Sunday, October 16, 2011

A Life of Charity

A LIFE OF CHARITY

I am about to head down to St. Petersburg, Florida where I will be performing to headline the St Pete Yoga Festival. So think of me next Saturday night, October 22nd, and send lots of happy thoughts of fun and delight. I will be sending you the very same. The following day, I will be teaching a YEM: Yoga as Energy Medicine workshop, then a full day workshop that week.

Performing is a great joy of mine, sharing the love I have for music, singing through a vibrant array of colours, movement and sounds. I am happy with my show and thoroughly enjoy it. I can't wait to share the new costumes with you. They are stellar! (Big thank you to Sunanda for that!)

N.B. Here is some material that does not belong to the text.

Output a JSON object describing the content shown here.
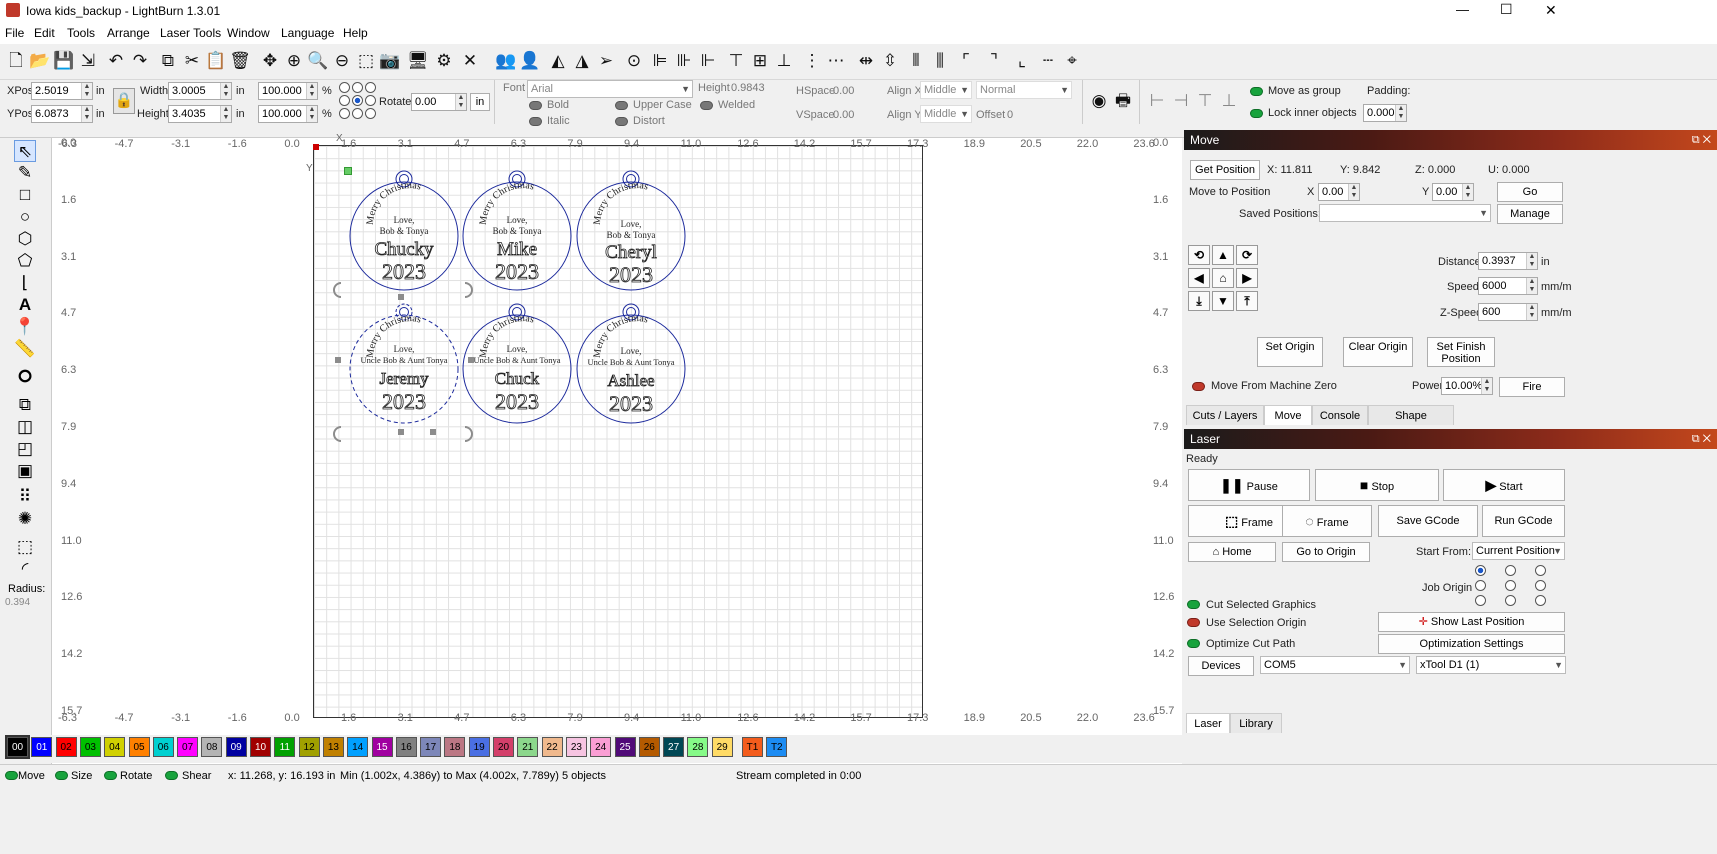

Throughout the week, I will be in rehearsal with dancers/yoginis I will meet there. I have never met them before, let alone worked with them. They have been reviewing the choreography for my show, which we will go over and weave together this week, in preparation for the big night. So this week will be full of rehearsals for me, directing, blocking, coming up with alternate choreography, supporting technical lighting work and art directing. Then, on the night, I let all that go and step into the role of the artist, embody my character Natamba and perform. The life of an independent artist involves wearing many hats!

This show is a fundraiser for Embracing The World. Embracing the World is a not-for-profit international collective of charities founded by renowned spiritual and humanitarian leader, Sri Mata Amritanandamayi Devi, also lovingly known simply as Amma, or Mother.

Embracing the World exists to help alleviate the burden of the world's poor through helping to meet each of their five basic needs - food, shelter, education, healthcare and livelihood - wherever and whenever possible. The organization is founded on the belief that these needs are fundamental human rights, and that it is the responsibility of each of us to strive to ensure that one day every human being can live in dignity, safety, security and peace. The organization acknowledges that everyone - rich or poor - has the power to make a difference in the life of another. No selfless gesture is insignificant. Rather, it is selfless actions that hold the key to true peace - peace in the individual, peace in the community, and peace among diverse cultures, nations and faiths. For me, it is a true honour to support this remarkable, inspired organization.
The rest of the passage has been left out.